Professor Nick Le Brun from UEA's School of Chemistry, said: "It is well known that some bacteria can 'breathe' N2O in environments where oxygen (O2) is limited. This ability is entirely dependent on an enzyme called 'nitrous oxide reductase', which is the only enzyme known to destroy N2O. It is therefore very important for controlling levels of this climate-changing gas. We wanted to find out more about how soil bacteria use this enzyme to destroy nitrous oxide."
Nitrous oxide reductase is special in the structure of its active site, which is where it consumes the nitrous oxide. Made up of a copper-sulfide cluster, its structure is complex and up until now, scientists had previously not understood the mechanisms needed in order to make the enzyme active. But the research team’s findings show that a protein called NosL is the key to making the enzyme active.

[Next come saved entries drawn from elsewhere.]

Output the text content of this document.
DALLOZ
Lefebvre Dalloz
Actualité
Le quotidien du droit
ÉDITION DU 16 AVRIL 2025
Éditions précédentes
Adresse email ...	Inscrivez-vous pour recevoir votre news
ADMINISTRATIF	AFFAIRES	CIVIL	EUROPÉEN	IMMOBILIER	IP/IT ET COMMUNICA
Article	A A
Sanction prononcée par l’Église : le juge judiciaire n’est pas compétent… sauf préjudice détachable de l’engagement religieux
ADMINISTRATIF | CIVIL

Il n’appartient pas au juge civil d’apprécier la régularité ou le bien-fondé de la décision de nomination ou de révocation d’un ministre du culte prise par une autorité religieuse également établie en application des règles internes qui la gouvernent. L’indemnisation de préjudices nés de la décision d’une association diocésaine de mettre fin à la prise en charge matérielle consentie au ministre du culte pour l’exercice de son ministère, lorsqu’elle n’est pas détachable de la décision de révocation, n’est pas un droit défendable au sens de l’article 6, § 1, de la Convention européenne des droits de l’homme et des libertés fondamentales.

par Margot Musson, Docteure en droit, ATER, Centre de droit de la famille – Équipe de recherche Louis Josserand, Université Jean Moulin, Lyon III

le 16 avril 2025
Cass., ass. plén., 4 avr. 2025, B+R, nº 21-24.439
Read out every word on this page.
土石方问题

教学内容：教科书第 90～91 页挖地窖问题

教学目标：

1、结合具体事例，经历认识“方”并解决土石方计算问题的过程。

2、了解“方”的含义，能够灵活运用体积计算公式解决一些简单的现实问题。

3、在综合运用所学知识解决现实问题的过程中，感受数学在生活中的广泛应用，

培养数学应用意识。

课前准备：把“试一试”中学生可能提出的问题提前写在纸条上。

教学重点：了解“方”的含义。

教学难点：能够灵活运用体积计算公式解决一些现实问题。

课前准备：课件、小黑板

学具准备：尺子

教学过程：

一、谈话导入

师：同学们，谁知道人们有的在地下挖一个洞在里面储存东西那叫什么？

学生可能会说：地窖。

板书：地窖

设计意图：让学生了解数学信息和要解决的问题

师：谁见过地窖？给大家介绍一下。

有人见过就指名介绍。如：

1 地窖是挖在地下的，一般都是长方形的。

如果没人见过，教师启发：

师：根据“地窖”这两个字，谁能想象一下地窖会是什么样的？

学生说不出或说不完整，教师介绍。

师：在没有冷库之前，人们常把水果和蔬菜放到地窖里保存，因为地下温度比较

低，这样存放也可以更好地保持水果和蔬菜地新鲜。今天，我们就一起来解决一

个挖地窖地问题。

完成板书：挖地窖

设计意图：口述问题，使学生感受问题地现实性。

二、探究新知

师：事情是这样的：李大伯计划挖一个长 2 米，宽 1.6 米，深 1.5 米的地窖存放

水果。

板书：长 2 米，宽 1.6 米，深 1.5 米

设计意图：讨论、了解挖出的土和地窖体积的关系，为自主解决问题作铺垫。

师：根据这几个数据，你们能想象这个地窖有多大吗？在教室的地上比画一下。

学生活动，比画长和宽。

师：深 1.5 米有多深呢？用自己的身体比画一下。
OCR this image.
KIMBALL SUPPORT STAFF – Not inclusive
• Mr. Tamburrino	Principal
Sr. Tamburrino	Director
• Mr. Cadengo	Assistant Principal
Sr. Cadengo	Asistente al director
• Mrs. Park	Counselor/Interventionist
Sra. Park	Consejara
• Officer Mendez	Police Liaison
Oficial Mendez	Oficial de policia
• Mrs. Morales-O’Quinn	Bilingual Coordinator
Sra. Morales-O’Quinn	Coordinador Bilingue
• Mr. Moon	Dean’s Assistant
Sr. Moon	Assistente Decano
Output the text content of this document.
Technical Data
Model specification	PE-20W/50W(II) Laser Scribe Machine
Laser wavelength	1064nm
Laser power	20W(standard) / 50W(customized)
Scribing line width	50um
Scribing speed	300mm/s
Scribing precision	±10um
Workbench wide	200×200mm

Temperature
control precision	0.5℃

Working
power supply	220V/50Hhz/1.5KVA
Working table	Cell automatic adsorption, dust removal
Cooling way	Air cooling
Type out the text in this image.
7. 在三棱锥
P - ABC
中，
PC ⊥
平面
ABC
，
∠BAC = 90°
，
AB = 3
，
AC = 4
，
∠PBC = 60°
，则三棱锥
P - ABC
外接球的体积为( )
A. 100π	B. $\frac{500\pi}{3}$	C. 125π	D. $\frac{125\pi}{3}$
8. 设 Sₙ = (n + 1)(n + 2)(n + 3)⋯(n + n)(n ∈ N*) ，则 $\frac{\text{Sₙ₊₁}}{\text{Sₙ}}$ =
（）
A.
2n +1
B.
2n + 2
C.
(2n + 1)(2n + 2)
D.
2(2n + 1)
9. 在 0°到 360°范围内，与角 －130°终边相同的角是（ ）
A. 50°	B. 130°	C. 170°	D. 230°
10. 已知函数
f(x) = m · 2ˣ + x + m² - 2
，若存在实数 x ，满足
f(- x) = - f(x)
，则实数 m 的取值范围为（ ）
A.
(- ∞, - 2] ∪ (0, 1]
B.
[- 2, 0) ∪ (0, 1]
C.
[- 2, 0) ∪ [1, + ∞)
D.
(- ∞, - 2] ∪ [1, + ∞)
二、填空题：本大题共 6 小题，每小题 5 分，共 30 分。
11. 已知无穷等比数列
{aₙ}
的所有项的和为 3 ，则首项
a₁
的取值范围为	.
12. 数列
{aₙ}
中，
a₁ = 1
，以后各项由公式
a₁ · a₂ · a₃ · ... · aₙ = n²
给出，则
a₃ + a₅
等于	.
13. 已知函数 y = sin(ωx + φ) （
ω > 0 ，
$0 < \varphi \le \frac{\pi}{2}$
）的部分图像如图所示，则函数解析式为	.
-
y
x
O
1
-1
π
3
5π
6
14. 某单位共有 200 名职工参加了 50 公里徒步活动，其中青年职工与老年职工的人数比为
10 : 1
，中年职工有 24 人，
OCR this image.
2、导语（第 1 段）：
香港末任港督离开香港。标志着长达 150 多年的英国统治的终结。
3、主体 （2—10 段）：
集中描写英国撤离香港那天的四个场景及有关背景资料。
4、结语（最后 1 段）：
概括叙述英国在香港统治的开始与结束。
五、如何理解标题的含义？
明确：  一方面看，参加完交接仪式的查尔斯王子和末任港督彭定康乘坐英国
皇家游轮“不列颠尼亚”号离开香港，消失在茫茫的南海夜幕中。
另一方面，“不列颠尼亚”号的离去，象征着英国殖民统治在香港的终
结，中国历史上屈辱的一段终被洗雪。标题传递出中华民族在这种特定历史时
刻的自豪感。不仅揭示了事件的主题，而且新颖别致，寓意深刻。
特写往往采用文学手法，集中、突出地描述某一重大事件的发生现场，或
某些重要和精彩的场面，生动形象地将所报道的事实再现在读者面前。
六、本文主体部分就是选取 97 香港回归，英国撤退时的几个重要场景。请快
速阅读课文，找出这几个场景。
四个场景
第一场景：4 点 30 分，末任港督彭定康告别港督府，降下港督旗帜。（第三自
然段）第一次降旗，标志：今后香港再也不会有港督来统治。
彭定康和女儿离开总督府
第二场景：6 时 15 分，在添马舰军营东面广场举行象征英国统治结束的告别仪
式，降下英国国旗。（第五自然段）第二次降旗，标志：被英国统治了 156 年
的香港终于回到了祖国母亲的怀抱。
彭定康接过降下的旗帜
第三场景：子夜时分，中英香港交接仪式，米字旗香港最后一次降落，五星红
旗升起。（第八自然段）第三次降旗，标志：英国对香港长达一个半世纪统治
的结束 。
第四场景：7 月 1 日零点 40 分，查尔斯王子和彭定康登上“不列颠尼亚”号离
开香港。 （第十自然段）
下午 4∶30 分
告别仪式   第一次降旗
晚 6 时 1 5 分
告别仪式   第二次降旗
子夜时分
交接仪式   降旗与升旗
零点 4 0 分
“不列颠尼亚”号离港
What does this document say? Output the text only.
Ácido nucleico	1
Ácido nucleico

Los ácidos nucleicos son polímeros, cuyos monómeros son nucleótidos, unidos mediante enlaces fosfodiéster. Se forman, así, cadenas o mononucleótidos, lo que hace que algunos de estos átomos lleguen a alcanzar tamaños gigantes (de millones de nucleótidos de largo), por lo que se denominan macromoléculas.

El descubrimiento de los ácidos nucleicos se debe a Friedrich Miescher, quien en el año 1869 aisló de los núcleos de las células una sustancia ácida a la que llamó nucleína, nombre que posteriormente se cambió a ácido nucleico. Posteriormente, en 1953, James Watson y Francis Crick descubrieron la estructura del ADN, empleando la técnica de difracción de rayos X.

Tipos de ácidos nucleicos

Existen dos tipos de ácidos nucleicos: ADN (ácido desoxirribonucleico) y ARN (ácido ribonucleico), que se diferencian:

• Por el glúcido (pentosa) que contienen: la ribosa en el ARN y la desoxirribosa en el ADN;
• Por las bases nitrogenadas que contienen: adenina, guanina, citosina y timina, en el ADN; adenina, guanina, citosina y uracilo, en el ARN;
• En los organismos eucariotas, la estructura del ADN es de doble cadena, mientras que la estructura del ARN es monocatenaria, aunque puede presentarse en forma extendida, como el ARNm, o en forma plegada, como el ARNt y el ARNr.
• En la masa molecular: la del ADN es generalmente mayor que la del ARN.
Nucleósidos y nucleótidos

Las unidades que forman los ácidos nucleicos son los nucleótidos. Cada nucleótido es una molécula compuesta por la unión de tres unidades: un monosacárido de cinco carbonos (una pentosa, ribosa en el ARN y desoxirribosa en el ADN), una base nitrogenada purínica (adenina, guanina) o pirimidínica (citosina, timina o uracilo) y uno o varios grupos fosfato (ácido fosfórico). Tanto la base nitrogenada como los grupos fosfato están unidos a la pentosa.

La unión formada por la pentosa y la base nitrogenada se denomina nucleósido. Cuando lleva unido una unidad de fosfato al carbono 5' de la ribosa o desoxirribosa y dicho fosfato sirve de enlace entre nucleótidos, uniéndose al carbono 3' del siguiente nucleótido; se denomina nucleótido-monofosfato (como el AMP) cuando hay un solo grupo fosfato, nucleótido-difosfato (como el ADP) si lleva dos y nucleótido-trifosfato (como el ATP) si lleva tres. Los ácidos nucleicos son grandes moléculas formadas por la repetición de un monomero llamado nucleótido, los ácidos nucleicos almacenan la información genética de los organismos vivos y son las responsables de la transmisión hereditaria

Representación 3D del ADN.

Professor Le Brun said: "The discovery of the function of NosL is the first step towards understanding how the unique active site of nitrous oxide reductase is assembled. This is key information because when assembly goes wrong, inactive enzyme leads to release of N2O into the atmosphere."
The researchers hope that the discovery of NosL and its function in nitrous oxide reductase will lead to further research that will tackle climate change and greenhouse gases in their full scope.
Dr. Andy Gates, from UEA's School of Biological Sciences, also collaborated on the research and commented that nitrous oxide often doesn’t receive the attention it should: "Society is generally well aware of the need to address carbon dioxide emissions, but nitrous oxide is now emerging as a pressing global concern and requires researchers with different skill sets to work together to prevent further damaging effects of climate change.
"With increasing understanding of the enzymes that make and destroy N2O, we move closer to being able to develop strategies to mitigate the damaging effects of this climate changing gas on the earth's environment."